Paper No. 40-7
Presentation Time: 9:00 AM-5:30 PM
CHANGING VEGETATION IN NORTHEAST AFRICA: PLANT WAX CARBON ISOTOPE RATIOS INDICATE LATE MIOCENE APPEARANCE OF C4 GRASSES
Carbon isotope ratios in mammalian tooth enamel, soil carbonates, and plant waxes indicate a significant global expansion of C4 grasslands first occurred during the Late Miocene in areas such as northeast Africa. This northeast African vegetation change is of particular interest because of its potential impact on mammalian evolution, including that of hominins. While evidence from soil carbonate and tooth enamel are extensive, marine core isotopic records, have been limited to Deep Sea Drilling Project (DSDP) Site 231 in the Gulf of Aden. We measured carbon isotope ratios of n-alkanes in 46 samples from DSDP Sites 228 and 232 located in the Red Sea and Gulf of Aden, respectively, as well as from Sites 235 and 241 in the Somali Basin to extend spatial and temporal coverage of vegetation records from marine cores.
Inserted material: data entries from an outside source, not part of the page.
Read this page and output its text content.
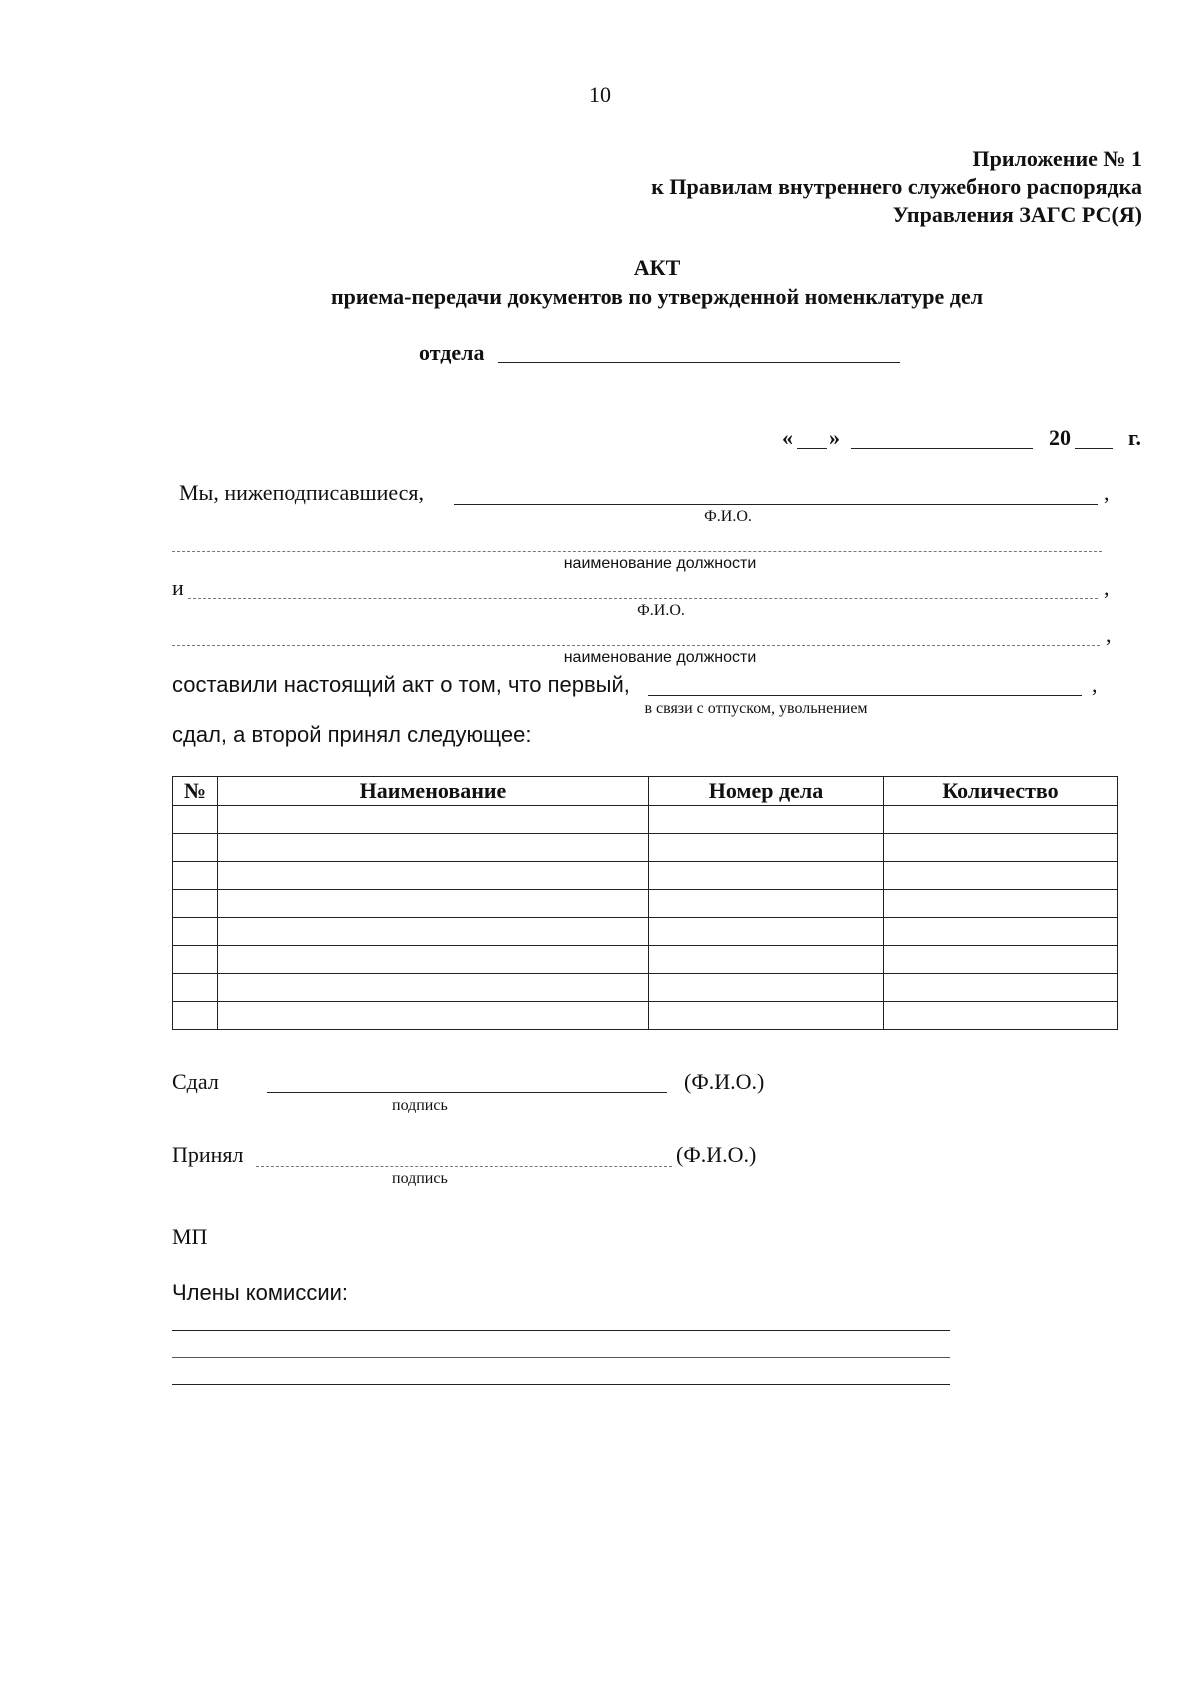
10
Приложение № 1
к Правилам внутреннего служебного распорядка
Управления ЗАГС РС(Я)
АКТ
приема-передачи документов по утвержденной номенклатуре дел
отдела
« »	20	г.
Мы, нижеподписавшиеся,	,
Ф.И.О.
наименование должности
и	,
Ф.И.О.
,
наименование должности
составили настоящий акт о том, что первый,	,
в связи с отпуском, увольнением
сдал, а второй принял следующее:
№	Наименование	Номер дела	Количество

Сдал	(Ф.И.О.)
подпись
Принял	(Ф.И.О.)
подпись
МП
Члены комиссии:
DSDP cores were chosen based on sediment age and proximity to hominin fossil localities in the Turkana and Awash basins. Sample ages span the last 24 Ma based on updated age-depth models at all four sites using nannofossil biostratigraphy and tephra ages. Carbon isotope data from the Somali Basin suggest that C4 grasses first appeared in the Late Miocene (~10 Ma). In addition, data from all four sites indicate C4 expansion persisted through the Pleistocene. The correlation of our findings with previous mammalian tooth enamel, soil carbonate, and plant wax measurements indicate that C4 expansion played a major role in vegetative variation and mammalian evolution in northeast Africa.